Something like PBwiki would do the job. I wonder which other wiki applications, ideally hosted and free, might be out there which could do the job as well.
Both the academic and the librarian should receive and instant email alert of any edits made by either of them, and the email alert should quote the text that has been added or deleted. The wiki should also allow switching of access permissions between public-view and editors-only.
A wiki page for each module can be used to which both the academic and the library have access permissions. The academic can paste references on this page as and when he or she identifies them, potentially throughout the year but perhaps most likely in the summer. Every such change generates an email alert containing the addition to the wiki page. The library can check these as and when posted. Once checked the library edits the wiki page to add either a link to an existent subscription or library holdings catalogue record, or to a digital scan, or to a free web version, or to a catalogue record for the order, or a note to advise it is out of print, or any other relevant comment. Updates on student numbers for the module could also be posted on the wiki page.

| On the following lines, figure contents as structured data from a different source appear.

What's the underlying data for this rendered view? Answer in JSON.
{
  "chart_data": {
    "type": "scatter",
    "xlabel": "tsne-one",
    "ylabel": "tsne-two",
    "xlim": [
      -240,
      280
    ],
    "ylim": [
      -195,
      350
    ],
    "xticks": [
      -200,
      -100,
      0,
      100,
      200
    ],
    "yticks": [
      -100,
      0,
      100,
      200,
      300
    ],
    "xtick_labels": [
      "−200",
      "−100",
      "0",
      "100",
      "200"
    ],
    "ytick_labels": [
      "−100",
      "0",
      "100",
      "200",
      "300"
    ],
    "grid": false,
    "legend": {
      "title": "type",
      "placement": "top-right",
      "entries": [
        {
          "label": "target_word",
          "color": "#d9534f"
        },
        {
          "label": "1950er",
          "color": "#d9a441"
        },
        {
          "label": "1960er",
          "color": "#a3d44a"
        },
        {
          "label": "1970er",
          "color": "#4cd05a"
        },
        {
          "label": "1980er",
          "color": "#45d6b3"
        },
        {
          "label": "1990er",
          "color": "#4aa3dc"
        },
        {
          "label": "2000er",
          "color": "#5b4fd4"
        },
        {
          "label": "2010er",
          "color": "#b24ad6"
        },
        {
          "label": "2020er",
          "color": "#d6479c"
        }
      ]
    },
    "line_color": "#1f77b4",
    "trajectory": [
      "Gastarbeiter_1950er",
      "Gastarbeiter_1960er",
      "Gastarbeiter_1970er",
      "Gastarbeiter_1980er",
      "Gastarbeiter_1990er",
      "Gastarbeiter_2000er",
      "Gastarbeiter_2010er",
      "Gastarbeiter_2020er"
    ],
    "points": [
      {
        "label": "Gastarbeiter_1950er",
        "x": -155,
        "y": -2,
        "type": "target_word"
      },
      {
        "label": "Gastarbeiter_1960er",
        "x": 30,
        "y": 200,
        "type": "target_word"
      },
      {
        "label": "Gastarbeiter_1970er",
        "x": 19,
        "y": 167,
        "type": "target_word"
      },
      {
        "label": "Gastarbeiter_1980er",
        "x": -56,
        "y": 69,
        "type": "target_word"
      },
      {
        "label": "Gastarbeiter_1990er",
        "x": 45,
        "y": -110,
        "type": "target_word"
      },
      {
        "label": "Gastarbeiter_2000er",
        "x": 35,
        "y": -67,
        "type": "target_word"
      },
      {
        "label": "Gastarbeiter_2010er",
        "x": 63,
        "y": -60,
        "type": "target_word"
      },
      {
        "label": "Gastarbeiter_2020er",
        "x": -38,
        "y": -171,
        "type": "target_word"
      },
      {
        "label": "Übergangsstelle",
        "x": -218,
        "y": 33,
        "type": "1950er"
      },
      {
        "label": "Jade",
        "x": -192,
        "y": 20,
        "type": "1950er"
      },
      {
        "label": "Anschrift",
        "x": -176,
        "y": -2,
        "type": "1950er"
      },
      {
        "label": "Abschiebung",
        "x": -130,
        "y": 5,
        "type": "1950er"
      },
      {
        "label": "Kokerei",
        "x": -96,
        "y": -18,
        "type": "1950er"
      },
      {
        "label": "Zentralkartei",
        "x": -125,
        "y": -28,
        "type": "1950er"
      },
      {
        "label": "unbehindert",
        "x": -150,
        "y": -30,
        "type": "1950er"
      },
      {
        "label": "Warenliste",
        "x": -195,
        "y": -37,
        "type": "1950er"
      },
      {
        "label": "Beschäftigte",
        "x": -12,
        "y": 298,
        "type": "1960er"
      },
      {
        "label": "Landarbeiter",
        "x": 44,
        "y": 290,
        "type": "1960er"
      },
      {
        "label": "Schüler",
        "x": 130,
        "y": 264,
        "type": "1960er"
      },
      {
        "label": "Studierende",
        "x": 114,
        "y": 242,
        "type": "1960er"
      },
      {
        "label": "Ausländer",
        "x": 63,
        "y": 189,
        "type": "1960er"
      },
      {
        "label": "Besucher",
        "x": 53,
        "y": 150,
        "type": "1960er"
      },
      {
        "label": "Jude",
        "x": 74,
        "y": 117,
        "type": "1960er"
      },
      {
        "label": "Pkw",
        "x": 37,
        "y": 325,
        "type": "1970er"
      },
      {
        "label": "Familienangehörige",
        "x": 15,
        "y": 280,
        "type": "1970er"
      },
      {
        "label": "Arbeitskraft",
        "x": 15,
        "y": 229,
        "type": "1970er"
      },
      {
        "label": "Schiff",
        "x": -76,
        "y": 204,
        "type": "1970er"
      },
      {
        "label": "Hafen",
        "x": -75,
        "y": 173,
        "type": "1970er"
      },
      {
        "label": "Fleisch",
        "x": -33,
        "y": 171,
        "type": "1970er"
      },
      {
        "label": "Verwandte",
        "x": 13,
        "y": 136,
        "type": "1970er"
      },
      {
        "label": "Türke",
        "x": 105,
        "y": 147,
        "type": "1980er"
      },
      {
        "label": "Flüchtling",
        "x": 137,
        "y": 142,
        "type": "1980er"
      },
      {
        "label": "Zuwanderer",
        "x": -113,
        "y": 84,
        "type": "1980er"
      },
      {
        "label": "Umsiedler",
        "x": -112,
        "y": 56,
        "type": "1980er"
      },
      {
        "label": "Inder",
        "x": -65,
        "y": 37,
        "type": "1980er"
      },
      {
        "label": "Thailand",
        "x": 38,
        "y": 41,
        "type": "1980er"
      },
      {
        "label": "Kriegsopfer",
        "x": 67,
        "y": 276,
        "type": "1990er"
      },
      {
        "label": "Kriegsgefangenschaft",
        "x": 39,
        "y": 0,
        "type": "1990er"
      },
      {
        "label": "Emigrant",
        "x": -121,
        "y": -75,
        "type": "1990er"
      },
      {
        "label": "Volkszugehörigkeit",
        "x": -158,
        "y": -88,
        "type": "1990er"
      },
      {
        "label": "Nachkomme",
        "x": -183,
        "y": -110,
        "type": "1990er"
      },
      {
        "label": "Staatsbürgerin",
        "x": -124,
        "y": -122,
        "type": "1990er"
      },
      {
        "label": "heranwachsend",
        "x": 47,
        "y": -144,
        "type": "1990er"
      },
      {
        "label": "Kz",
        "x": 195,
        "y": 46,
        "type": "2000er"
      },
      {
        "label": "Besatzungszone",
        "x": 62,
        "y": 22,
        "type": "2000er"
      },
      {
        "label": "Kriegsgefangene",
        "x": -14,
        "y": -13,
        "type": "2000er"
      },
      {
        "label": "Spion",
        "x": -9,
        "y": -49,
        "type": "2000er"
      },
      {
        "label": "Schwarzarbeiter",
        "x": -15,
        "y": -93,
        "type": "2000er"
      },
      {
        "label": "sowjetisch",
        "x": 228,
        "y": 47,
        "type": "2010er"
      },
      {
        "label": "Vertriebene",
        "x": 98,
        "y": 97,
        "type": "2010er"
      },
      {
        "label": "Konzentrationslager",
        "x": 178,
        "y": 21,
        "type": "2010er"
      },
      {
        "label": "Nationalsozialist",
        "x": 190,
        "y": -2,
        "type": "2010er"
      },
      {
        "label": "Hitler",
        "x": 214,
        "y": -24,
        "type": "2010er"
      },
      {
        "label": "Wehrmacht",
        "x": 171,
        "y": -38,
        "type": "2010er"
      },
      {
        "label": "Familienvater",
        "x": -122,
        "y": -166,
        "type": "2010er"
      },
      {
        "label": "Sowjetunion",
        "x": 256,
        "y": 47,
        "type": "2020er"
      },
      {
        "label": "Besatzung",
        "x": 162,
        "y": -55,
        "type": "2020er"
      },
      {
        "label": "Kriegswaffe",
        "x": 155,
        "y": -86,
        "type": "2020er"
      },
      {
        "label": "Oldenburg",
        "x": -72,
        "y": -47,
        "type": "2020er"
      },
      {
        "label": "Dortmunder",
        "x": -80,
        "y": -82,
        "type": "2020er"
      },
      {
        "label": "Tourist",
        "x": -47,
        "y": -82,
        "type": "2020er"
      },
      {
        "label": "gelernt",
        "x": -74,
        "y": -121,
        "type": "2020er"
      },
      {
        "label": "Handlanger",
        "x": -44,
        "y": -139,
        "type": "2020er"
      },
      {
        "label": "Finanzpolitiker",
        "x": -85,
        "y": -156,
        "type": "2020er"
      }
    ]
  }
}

A reading list is primarily a printable document intended for students. There is no need to use it as an order form for library resources. The bottle-neck workflow by which academics finish their reading list documents by a date and forward them to the library for checking and ordering is a document centric approach presenting known problems.
It would be much preferable if reading lists could be built up in a tentative way as an iterative, incremental dialogue between each academic and the library. The communication process between academics and the library could be improved by using wiki functionality:
- Treating references singly as opposed to bundled in lists.
- Dealing with them as and when identified by academics without having to wait for a definitive list.
- Feeding back to the academic timely information about availability and alternatives.
- Giving academics the lead time to make a choice informed with the librarians’ knowledge of information resourcing.
Although wiki functionality seems most efficient, alternative technologies could also serve the same purpose, e.g. a common closed web page with notification. Unfortunately Google Docs does not appear to notify of edits, otherwise it would have been enough.
Nevertheless, there are various practical considerations to take into account for a scaleable implementation beyond a small pilot. Ideally the technology should make things easier for both the academics and the library, but in practice making it too easy to submit references may overwhelm the library with submissions.
We would probably have to try on a small scale and fine-tune the process first. It would be nice to hear about any reading list wikis elsewhere.